Last year I made resolutions for the new school year and reviewed them at the end of it. This year’s resolutions look a bit different; I received such an avalanche of quality, inspirational insetin July that I had a list in my notebook that went on for a whole page of things I’d like to do this year. I don’t anticipate doing everything on it, but here it is:
- Launching and maintaining Learning on the Loo
- Creating a “Secret Space” in my classroom
- A Facebook group for my GCSE class
- Learning how to do a Moodle discussion group
- Judging which is better out of the above two choices!
- Online mobile phone voting
- Green screening
- Photo progress board – “Mapping our learning”
- Less writing. Even less writing than last year: quality, not quantity
- QR Codes
- More group work
- Edtech digest, possibly
- Webcam visualiser for sourcework
- Westbury Granny Cloud. What a great idea, though perhaps beyond my reach.
I can’t believe I wrote this list in July, started this post in October, and am only just publishing it now. I feel like I blinked and missed the last three months at school: it has been a complete whirl, not helped by the Alpine Ski Course Leader course that consumed my half term break, and the revision guide I am currently writing for a publisher.

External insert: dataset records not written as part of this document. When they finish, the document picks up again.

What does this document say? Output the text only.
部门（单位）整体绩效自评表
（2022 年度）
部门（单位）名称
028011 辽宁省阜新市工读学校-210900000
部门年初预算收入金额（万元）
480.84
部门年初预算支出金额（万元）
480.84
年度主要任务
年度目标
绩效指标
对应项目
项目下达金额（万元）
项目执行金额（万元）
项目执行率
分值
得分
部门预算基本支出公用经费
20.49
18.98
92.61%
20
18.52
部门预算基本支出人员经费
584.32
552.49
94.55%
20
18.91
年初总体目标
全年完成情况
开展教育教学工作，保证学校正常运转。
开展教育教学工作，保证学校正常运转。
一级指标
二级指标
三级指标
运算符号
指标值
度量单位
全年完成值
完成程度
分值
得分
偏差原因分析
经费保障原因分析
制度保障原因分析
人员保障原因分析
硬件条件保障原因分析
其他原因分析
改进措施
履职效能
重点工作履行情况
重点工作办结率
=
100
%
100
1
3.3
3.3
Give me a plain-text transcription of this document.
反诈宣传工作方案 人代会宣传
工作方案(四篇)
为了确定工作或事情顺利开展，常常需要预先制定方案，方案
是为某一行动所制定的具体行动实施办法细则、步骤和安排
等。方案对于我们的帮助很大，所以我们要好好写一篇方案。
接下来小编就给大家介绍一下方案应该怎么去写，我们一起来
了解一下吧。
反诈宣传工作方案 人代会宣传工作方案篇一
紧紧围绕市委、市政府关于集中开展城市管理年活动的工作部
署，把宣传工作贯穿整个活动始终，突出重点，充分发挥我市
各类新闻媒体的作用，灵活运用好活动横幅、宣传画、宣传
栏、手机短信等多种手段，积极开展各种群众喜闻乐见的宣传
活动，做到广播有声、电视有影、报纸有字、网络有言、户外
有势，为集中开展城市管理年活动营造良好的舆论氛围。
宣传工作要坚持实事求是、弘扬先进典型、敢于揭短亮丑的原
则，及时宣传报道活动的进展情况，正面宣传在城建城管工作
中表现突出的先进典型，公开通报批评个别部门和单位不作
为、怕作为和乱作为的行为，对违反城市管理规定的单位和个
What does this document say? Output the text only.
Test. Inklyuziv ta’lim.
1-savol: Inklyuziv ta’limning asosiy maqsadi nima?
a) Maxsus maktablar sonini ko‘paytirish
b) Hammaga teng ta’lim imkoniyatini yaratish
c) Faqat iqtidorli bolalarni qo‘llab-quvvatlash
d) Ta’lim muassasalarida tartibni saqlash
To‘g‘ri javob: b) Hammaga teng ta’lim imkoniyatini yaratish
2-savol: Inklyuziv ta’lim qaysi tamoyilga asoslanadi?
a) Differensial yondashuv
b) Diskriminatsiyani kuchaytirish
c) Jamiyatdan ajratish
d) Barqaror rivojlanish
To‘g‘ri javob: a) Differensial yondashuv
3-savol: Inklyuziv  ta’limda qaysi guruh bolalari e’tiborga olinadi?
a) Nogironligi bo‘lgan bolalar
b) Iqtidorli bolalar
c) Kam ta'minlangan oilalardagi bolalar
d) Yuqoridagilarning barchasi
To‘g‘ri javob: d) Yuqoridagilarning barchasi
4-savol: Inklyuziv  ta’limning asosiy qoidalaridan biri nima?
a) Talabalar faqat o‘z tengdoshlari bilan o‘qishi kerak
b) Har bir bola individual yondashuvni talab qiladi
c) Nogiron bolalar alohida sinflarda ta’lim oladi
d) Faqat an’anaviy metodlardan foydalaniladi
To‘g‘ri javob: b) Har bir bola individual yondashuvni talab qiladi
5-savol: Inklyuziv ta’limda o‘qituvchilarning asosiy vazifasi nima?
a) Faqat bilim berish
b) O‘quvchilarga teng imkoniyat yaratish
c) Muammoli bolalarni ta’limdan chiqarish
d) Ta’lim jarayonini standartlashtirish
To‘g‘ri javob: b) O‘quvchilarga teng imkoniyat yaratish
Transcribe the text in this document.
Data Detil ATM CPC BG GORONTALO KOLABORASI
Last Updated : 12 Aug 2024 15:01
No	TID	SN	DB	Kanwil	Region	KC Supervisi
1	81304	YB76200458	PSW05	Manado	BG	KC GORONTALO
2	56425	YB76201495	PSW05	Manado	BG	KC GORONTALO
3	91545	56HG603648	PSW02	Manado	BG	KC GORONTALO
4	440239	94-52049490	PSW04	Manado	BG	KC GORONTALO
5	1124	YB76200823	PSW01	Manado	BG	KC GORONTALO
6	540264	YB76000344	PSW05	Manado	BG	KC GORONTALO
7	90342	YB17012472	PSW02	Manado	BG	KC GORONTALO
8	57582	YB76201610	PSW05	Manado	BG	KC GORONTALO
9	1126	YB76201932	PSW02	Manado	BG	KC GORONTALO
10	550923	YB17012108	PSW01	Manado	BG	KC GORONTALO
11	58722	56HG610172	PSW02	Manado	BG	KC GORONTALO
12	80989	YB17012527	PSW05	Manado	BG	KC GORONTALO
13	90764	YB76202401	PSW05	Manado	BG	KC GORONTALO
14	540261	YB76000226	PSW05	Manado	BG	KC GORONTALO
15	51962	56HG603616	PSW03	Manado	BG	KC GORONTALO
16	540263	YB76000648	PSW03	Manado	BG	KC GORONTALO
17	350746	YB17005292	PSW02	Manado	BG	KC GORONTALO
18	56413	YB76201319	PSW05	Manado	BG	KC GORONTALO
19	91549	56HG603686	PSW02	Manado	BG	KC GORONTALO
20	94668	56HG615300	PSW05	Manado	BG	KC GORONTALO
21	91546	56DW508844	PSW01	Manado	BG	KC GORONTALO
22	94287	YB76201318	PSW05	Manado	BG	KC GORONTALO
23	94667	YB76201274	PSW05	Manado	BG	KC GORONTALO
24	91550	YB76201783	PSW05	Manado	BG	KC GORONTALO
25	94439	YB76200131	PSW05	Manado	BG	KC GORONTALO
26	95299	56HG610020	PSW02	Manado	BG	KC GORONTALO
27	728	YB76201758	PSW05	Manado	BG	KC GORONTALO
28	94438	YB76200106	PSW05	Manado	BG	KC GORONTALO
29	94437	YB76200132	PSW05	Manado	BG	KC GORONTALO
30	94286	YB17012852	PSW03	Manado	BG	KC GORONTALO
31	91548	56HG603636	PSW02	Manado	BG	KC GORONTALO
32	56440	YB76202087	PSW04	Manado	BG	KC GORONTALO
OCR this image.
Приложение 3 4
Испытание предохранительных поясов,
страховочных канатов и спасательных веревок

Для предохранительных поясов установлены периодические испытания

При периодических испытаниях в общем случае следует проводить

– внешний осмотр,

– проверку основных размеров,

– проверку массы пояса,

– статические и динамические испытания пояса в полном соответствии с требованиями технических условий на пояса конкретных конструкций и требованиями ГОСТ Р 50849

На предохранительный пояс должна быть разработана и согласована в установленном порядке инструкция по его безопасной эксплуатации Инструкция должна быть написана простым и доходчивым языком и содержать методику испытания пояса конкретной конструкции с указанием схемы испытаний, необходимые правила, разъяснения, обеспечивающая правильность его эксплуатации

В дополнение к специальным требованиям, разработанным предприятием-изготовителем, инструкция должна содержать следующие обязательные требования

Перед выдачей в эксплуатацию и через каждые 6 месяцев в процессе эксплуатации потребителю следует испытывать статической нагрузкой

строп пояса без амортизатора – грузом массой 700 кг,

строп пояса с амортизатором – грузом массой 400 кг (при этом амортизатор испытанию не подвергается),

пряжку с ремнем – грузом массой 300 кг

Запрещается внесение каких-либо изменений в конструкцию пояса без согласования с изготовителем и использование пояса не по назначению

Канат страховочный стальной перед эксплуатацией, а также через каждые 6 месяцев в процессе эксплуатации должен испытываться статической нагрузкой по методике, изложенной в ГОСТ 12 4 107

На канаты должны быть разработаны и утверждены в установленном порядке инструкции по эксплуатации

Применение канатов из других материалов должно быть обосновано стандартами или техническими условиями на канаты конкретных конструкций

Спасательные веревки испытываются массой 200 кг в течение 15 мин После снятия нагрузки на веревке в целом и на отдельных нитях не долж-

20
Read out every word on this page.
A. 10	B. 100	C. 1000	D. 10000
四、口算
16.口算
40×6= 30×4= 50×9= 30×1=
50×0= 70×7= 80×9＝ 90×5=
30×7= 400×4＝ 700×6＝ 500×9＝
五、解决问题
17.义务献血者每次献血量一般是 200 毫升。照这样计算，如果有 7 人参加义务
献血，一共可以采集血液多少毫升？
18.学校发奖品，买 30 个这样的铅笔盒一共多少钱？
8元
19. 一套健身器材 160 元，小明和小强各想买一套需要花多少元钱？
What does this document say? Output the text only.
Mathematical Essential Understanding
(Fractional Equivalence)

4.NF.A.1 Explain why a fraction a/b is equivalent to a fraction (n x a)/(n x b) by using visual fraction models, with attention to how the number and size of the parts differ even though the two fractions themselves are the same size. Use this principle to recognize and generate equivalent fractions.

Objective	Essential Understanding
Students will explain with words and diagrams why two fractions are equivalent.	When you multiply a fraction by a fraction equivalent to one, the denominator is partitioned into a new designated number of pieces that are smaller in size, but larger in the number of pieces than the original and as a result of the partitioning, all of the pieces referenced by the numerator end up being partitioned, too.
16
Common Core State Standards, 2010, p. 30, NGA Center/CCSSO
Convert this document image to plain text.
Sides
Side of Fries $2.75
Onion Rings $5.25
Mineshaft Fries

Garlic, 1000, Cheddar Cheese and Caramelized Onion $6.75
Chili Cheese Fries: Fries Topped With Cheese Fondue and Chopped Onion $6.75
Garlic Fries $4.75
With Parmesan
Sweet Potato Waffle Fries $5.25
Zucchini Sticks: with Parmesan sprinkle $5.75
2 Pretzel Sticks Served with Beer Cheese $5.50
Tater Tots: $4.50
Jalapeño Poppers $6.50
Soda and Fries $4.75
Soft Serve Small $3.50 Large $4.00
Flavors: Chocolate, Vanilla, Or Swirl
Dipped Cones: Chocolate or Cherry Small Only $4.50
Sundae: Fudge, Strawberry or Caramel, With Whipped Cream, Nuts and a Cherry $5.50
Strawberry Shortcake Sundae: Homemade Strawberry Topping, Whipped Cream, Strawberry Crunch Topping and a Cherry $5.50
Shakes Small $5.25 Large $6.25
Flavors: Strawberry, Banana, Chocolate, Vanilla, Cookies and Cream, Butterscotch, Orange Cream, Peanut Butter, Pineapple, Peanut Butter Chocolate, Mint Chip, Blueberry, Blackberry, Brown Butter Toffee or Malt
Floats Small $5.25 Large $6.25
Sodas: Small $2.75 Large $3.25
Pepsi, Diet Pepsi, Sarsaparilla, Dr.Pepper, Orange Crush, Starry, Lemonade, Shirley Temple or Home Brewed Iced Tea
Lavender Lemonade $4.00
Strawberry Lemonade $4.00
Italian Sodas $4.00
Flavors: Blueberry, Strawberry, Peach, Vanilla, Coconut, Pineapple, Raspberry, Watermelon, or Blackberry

However, I have made some inroads. Learning on the Loo is now a firm fixture in all staff loos, and I have decided to try and make it edtech themed, in response to a questionnaire I did with staff this term, which kind of gets round the Edtech digest bit of the list too. I have photographed and captioned tableaux of my year 10s for each section of their course so far, and created a “Mapping Our Learning” board. I have experimented a lot with group work, and though I would in future question the wisdom of doing group work with year 9 classes in only your second lesson with them, it is getting easier and it really works.
I also have a diary room now. OK, so it’s my cupboard with the shelves removed*, a deck chair and a piece of velcro to stick the ipod on to, but it works, and the kids are super excited about it. I am assembling a bunch of hats and props for students who don’t like talking to the camera as themselves.
So, not bad for a blink-and-I-missed-it term. Hopefully I can continue with my inroads as the year progresses.
* My tutor group called this cupboard Narnia, so full of stuff was it. It took me several hours of gained time and any number of trips to the skip to get it empty.